模板结构中的Friend运算符会引发重定义错误

Question

Consider this code:

template<typename T,typename K>
struct A{

   friend std::ostream& operator<<(std::ostream& out, K x) { 
      // Do some output 
      return out; 
   }

};

int main(){
   A<int,int> i;
   A<double,int> j;
}

It does not compile, because the two instantiations of A instantiate the operator<< two times with the same signature, so I receive this error:

test.cpp:26:25: error: redefinition of ‘std::ostream& operator<<(std::ostream&, int)’
    friend std::ostream& operator<<(std::ostream& out, K x) { return out; }
                         ^
test.cpp:26:25: error: ‘std::ostream& operator<<(std::ostream&, int)’ previously defined here

How to fix this? How can I have a friend operator in a template, when that operator might have the same signature for two different instantiations? How can I solve this without triggering a redefinition error?

Answer 1

I don't really see any use in declaring a friend like this, nevertheless this is how you can do it:

template<typename T, typename K>
struct A{
  template<typename L>
  friend std::ostream& operator<<(std::ostream& out, L const &x);
};

template<typename T>
std::ostream& operator<<(std::ostream& out, T const &x) {
  // ... 
  return out;
}

LIVE DEMO

Edit:

Another option probably closer to what you want will be:

template<typename T>
std::ostream& operator<<(std::ostream& out, T const &x);

template<typename T, typename K>
struct A{
  friend std::ostream& operator<<<K>(std::ostream& out, K const &x);
};

template<typename T>
std::ostream& operator<<(std::ostream& out, T const &x) { 
  // ...
  return out;
}

LIVE DEMO

But really not sure why you want this. IMHO your design has serious flaws.

Answer 2

Your question is faulty in the following way.
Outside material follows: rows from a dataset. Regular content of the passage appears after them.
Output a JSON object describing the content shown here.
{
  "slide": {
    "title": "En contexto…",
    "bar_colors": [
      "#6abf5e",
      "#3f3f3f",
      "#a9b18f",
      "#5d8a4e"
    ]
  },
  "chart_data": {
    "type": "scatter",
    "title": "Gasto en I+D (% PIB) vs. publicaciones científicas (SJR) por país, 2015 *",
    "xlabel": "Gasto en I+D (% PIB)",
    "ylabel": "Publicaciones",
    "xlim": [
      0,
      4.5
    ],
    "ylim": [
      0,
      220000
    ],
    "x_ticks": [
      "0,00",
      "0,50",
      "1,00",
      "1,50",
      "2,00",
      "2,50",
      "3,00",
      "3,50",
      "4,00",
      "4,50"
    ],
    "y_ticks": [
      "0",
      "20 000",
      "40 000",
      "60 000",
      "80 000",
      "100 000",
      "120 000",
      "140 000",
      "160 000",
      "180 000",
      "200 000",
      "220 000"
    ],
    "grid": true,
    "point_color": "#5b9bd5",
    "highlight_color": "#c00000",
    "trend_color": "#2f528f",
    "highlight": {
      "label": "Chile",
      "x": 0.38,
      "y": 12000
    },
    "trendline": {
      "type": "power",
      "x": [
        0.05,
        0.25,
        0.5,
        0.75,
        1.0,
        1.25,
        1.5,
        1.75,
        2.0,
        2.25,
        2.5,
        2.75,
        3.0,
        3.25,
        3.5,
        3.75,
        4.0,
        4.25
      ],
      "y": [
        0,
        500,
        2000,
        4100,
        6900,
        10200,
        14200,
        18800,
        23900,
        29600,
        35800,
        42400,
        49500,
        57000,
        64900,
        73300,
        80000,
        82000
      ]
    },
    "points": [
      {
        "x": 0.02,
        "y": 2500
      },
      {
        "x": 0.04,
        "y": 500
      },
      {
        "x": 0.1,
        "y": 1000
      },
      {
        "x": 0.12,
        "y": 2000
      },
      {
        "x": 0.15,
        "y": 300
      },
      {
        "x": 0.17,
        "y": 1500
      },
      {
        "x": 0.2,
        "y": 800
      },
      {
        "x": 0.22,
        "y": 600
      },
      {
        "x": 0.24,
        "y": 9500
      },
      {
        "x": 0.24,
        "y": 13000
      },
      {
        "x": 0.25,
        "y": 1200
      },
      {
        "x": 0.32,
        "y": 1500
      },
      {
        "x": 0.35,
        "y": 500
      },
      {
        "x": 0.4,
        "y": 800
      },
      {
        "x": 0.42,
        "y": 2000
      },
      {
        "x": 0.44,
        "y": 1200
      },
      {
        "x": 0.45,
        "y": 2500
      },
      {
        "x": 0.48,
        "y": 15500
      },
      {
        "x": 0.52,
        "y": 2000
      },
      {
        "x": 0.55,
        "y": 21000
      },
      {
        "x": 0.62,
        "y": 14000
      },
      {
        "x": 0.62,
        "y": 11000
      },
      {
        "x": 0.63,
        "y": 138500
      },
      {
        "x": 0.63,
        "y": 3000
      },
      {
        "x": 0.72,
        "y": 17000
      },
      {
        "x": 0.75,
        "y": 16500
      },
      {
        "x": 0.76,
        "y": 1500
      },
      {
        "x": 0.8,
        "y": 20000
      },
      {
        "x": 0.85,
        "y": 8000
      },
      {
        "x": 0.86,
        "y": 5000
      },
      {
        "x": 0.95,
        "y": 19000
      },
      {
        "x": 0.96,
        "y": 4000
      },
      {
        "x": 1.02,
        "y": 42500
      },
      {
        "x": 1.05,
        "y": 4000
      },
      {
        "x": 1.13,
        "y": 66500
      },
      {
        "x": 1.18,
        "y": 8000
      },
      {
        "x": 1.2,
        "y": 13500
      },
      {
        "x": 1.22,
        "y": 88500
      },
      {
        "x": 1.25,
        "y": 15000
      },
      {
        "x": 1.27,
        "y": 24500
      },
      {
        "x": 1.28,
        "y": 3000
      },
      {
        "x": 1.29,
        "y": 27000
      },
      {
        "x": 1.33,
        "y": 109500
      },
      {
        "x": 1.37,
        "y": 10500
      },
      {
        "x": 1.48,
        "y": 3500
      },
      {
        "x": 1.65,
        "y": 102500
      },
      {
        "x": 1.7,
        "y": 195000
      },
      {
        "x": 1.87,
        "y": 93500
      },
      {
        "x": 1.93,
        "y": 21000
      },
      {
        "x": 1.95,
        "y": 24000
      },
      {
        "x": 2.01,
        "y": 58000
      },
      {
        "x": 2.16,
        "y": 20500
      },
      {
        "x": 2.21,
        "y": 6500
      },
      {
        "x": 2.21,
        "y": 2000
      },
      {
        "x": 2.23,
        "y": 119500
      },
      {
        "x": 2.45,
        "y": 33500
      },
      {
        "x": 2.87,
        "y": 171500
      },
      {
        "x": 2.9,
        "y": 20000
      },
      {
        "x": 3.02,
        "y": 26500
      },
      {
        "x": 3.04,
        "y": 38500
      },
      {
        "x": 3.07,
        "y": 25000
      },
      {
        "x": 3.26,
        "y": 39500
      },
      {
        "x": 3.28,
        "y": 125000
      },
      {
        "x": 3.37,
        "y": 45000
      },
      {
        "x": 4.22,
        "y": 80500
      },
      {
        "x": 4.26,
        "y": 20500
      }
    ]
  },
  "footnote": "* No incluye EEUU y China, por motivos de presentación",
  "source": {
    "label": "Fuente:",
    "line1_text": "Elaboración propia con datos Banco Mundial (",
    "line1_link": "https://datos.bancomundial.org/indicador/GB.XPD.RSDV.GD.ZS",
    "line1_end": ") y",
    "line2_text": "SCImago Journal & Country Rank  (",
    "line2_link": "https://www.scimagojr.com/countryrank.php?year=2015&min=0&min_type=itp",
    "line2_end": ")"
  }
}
Assuming it's a stub and your class has something private such that it needs to declare a friend, the purpose of doing so is that the friend is external to the class itself but has access to what is private within it.

In your case you are declaring streaming functions of a parameter as a friend. That is fine. It means if someone creates a class Bar and wants to define how a Bar is streamed their implementation may access anything in A<T,Bar> for any type T .

The clashing of your template with operator<<( ostream&, int) is not actually a problem as the compiler knows which one to pick. It will always pick the exact match non-templated over the templated one. Your problem is that you have 2 templated ones and the compiler cannot pick between them because they are both equally valid.

Maybe something like this is what you are really trying to achieve

template< typename X, typename Y >
struct A
{
   friend void a_print( std::ostream& Y const & ); // foo external function with Y as parameter, can access this
};

std::ostream & operator<<( std::ostream & out, Bar const& bar )
{
   a_print( out, bar );
   return out;
}

void a_print( Bar const& bar, std::ostream & out )
{
   // implement and call private members of A<Foo, Bar>
   return out;
}

You could make the streaming template a friend and implement the one for Bar to stream using a specific implementation.

Answer 3

Factor the method out to a base class:

template <typename K>
struct ABase
{
   friend std::ostream& operator<<(std::ostream& out, K x) { 
      // Do some output 
      return out; 
   }
};

template <typename T,typename K>
struct A : public ABase<K>
{};

Answer 4

If you want to stream an A object, the proper signature should have been

template<typename T,typename K>
struct A{

   friend std::ostream& operator<<(std::ostream& out, const A& x) { 
      // Do some output 
      return out; 
   }

};

taking an A<T,K> for which you can access private members, not a K .

If there is no way to get an A from K (and cannot be if K is int ), making <<(ostream&,K) a friend of A gives no benefits.